Leader of the Republican People's Party Kemal Kılıçdaroğlu also reacted to the incident and said "I would like to ask the government and the intelligence about the prosecutor being taken hostage in front of their eyes; How was it possible to enter the courthouse with tools such as flag, streamer, gun, and plastic clamp? Was a power cut experienced during the introduction of these materials to the courthouse? Or is electricity deliberately cut for this purpose? If the courthouse's existing generator is in operation, who has helped to get these materials in? Does the government's statement of "Terrorist attack" after the interruption indicate that it had a finger in the hostage-taking incident?

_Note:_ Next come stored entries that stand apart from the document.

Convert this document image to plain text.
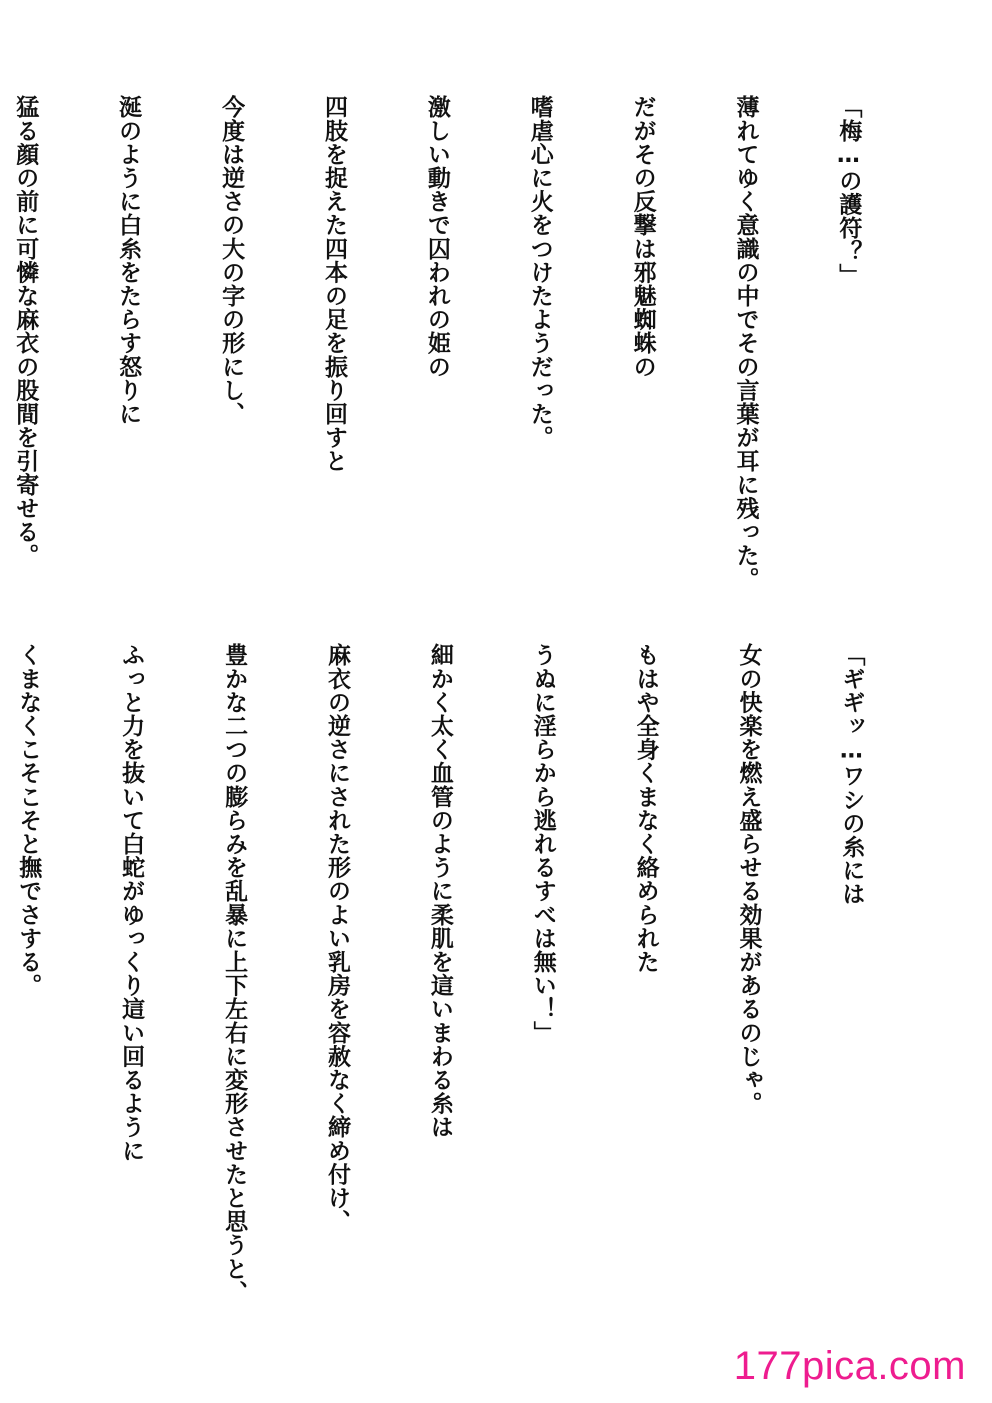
「梅…の護符？」

薄れてゆく意識の中でその言葉が耳に残った。

だがその反撃は邪魅蜘蛛の

嗜虐心に火をつけたようだった。

激しい動きで囚われの姫の

四肢を捉えた四本の足を振り回すと

今度は逆さの大の字の形にし、

涎のように白糸をたらす怒りに

猛る顔の前に可憐な麻衣の股間を引寄せる。

「ギギッ…ワシの糸には

女の快楽を燃え盛らせる効果があるのじゃ。

もはや全身くまなく絡められた

うぬに淫らから逃れるすべは無い！」

細かく太く血管のように柔肌を這いまわる糸は

麻衣の逆さにされた形のよい乳房を容赦なく締め付け、

豊かな二つの膨らみを乱暴に上下左右に変形させたと思うと、

ふっと力を抜いて白蛇がゆっくり這い回るように

くまなくこそこそと撫でさする。

177pica.com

Do you have a job description to ensure the country's security and integrity? If a country's National Intelligence Service is dealing with things out of the scope of its job, then everyone can easily enter the office of a prosecutor."

Journalist Mirgün Cabas said on Twitter, "No matter how this situation ends, there is only one lesson to be learned: do not shoot the children, do not catcall at their mothers." However, the next day, he apologized following a wave of reactions.

People reacted to Şafak Yayla's body being taken to his home in Giresun. Esat Berberoğlu, uncle of the attacker, commented on these reactions and said, "He was a child studying in the law school. What are the reasons for these children to become like this? These children are also our precious. Aren't we human? They will describe him as a terrorist. Curse be upon the real terrorists in this country. Terrorists are those who rob this country. Those who cannot call the murderers of 30 thousand people terrorists call the child studying in the law school a terrorist. I declare here Şafak Yayla is not a terrorist."